Он встал, подошел к окну и забарабанил по стеклу пальцами.

— Вы задаете извечный вопрос. Но мне вам ответить нечего. Для кого есть, а для кого нет. Кому-то везет, а кому-то… Мне лично в этом деле всегда было трудно. Лучше уж жить одному и ни на что не надеяться.

Он повернулся ко мне:

— Только все, что я вам говорю, не принимайте на свой счет, Суханов. Люди разные. У вас, например, жизнь может сложиться вполне благополучно. Вы человек начитанный, со способностями. Только слишком мнительный. Держитесь уверенней. А жить в бегах вовсе не ваше дело. Возвращайтесь, Суханов. Хотите сейчас поедем? Знаете, вероятно, что мы на новом месте?

— Знаю.

— Вот и давайте поедем. Там много дел. Здание интересное. Директор дает мне для птиц кабинет.

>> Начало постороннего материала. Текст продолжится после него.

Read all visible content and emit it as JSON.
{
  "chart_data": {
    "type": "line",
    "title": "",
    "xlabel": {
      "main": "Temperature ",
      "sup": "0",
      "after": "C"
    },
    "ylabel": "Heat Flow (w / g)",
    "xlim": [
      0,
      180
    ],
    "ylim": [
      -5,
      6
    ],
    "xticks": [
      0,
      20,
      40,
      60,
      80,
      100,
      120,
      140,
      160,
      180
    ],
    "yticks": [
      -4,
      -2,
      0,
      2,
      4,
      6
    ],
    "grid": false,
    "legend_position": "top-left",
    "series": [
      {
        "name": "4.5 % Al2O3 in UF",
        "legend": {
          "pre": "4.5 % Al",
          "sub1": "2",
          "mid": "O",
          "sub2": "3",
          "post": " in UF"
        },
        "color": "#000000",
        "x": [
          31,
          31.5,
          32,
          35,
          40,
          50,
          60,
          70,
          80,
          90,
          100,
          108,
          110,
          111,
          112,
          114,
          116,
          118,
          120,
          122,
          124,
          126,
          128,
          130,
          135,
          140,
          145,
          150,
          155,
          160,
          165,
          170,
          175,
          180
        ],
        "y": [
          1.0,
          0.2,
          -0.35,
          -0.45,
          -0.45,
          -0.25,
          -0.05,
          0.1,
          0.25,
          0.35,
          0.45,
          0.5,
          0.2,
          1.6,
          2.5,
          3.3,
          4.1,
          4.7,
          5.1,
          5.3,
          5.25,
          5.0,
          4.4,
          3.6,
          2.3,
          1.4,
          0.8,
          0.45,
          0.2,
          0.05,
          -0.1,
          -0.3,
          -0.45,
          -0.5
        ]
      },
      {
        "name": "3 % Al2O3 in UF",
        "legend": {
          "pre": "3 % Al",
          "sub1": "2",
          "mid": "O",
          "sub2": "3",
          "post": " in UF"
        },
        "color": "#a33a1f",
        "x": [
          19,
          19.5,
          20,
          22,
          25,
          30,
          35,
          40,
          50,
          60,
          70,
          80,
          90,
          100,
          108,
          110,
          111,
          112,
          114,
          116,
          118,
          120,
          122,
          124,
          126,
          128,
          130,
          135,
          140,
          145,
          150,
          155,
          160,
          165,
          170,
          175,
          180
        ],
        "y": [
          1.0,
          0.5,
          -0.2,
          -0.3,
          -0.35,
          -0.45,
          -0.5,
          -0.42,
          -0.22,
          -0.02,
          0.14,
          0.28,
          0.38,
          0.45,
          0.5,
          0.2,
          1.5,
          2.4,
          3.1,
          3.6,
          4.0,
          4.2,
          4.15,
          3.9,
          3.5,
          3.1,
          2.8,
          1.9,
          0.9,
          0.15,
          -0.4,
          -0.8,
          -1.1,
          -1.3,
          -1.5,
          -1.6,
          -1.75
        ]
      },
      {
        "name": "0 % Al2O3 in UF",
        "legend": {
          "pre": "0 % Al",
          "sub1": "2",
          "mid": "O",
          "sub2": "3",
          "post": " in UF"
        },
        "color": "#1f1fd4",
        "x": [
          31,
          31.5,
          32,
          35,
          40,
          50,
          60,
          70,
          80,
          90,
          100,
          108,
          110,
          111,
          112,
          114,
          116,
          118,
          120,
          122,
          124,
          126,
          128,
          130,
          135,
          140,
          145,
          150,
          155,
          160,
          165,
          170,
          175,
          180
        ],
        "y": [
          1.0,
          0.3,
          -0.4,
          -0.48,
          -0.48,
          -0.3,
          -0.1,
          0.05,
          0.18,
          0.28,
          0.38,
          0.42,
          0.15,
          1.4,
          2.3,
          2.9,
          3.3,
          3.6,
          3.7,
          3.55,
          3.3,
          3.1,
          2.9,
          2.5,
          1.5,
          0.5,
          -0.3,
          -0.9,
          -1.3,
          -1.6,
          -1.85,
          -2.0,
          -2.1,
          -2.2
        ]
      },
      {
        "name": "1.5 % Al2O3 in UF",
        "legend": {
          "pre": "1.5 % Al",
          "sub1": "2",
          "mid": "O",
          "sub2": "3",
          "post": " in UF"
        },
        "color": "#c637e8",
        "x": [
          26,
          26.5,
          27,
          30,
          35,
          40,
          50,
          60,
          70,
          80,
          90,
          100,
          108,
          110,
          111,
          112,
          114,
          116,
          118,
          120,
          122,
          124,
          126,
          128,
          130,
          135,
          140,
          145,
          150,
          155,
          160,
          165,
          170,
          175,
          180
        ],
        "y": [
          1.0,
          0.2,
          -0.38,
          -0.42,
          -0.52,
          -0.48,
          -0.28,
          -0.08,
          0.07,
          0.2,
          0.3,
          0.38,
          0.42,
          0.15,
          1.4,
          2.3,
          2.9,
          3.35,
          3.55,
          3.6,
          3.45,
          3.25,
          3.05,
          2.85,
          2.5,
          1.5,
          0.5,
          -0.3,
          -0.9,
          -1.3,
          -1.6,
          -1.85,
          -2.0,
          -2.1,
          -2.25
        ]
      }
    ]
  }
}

— Лучше я один, — сказал я. — Но почему?

— А то получается, что вы меня поймали.

— Да, это верно. Но один вы не сразу решитесь. Вернетесь в конце лета, как Калмыков, весь в струпьях, со вшами. Не отмоешь.

— Нет, я скоро…

— Когда?

Я молчал.

— Неужели не понимаете, что у всех неприятности из-за вас? Вас ищут, Суханов, поймите. Люди переживают. Петр Васильевич так хорошо к вам относился. Сейчас он в области, завтра вернется.

— Вот завтра я и приду, — сказал я поспешно.

— Вам можно верить?

Я опустил голову:

— Можно.

— Поймите, Суханов, я не хочу вас силой тащить. Это не мой метод. Но если вы обманете, я перестану вам верить. В интернат вас вернут все равно, только я буду к вам относиться иначе.

— А зачем вы тогда сказали? — спросил я внезапно.

— Когда? Что вы имеете в виду?

— Весной. Когда встретили меня в городе. Вы сказали Петру Васильевичу.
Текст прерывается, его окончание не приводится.